Azerbaijani composer

Soltan Ismayil oghlu Hajibeyov (Note:
- Soltan İsmayıl oğlu Hacıbəyov
- Султан Исмаил оглы Гаджибеков
) (5 May 1919 – 19 September 1974) was an Azerbaijani and Soviet composer. He was awarded the People's Artist of the USSR on 26 July 1973.

== Biography ==
Soltan Hajibeyov was born 5 May 1919 in Shusha, Russian Empire. He was Uzeyir Hajibeyov's cousin. Hajibeyov was a composer who contributed greatly to the formation of the national symphonic music of Azerbaijan. He authored a ballet "Gulshen" (1950), a musical comedy "Red rose" (1940), two symphonies (1944, 1946), "Karavan" (1945), a children's opera "Iskander and a shepherd" (1947) and an overture named Bayram.

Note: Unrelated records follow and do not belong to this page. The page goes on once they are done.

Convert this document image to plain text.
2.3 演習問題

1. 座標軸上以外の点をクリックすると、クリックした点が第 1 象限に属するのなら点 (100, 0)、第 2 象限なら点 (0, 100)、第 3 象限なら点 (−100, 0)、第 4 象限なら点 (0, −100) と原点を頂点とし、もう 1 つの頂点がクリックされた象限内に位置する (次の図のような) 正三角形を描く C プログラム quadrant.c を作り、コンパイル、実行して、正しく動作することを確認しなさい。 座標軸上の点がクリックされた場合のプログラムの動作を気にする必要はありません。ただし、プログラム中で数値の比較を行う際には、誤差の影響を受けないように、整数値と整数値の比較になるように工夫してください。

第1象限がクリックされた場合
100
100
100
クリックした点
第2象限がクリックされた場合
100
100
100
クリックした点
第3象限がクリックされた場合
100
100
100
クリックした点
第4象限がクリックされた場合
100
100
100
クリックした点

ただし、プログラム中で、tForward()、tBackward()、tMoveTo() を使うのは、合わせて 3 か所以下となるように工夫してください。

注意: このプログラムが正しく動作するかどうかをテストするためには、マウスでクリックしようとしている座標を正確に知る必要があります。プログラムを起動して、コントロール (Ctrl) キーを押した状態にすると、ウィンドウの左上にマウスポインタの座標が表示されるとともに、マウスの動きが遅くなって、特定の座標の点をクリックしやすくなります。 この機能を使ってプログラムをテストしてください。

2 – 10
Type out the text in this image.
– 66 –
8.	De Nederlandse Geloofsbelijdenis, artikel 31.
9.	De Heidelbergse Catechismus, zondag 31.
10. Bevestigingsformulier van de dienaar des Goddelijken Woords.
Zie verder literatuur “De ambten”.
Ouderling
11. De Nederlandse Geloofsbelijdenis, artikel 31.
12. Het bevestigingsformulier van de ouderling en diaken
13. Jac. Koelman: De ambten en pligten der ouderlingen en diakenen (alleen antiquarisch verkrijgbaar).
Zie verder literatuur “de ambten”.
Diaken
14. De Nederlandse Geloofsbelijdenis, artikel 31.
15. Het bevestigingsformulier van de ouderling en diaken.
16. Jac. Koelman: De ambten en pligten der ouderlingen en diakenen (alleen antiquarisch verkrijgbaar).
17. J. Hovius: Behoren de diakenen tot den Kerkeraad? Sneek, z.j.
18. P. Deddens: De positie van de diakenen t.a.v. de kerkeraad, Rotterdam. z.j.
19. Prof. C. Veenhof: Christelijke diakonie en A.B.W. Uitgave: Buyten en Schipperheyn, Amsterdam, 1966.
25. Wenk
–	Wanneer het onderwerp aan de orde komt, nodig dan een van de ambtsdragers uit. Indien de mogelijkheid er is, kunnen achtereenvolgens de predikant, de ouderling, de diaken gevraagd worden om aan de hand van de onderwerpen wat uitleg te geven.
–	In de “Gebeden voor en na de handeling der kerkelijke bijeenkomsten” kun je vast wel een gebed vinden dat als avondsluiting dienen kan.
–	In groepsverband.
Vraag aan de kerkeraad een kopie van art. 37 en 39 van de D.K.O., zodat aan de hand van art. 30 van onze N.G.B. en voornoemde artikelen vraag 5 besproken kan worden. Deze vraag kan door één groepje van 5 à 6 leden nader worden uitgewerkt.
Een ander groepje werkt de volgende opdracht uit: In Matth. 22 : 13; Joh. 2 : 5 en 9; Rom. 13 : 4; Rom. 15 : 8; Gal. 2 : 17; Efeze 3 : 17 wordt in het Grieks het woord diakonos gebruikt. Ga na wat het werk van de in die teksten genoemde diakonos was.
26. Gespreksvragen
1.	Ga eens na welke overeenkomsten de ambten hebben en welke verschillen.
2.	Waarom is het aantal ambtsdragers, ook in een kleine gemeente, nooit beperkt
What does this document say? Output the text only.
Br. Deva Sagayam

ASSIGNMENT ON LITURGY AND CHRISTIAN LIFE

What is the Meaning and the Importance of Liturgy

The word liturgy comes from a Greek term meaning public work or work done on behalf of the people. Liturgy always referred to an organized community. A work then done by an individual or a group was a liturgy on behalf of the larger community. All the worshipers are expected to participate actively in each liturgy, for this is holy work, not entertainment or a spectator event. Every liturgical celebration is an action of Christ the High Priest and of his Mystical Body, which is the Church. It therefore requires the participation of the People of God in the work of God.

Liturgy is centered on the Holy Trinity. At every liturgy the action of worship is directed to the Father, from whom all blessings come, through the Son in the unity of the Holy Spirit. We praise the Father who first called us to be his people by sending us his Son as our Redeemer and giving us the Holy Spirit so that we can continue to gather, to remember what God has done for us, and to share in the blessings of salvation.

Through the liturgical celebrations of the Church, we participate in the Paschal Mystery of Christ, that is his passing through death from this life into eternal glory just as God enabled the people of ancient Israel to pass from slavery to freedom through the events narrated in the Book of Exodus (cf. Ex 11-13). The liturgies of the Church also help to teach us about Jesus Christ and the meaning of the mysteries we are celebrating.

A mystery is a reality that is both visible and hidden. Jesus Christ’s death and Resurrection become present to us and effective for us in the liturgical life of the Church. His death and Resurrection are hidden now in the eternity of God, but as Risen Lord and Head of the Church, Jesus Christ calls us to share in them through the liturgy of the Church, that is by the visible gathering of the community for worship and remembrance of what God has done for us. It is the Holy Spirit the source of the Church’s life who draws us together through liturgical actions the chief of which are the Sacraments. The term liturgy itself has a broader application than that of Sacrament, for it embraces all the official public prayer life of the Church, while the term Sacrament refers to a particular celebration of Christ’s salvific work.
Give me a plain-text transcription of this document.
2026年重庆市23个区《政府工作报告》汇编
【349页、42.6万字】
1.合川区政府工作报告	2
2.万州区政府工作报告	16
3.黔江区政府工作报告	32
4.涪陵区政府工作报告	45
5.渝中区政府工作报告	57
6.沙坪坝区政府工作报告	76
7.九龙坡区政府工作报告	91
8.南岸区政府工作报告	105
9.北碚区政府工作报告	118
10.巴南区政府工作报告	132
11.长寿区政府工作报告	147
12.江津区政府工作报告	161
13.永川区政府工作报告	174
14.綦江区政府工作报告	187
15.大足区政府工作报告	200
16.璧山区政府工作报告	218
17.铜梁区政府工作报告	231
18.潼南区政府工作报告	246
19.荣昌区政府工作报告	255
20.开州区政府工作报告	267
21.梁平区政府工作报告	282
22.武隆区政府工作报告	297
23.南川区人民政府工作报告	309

Hajibeyov was the Rector of Azerbaijan State Conservatory (now Baku Academy of Music) from 1969 to 1974. He received the Stalin Prize of second degree in 1952 for his ballet "Gulshen" and was awarded the title of People's Artist of the USSR in 1973.

Hajibeyov died on 19 September 1974, in Baku, Azerbaijan SSR, Soviet Union.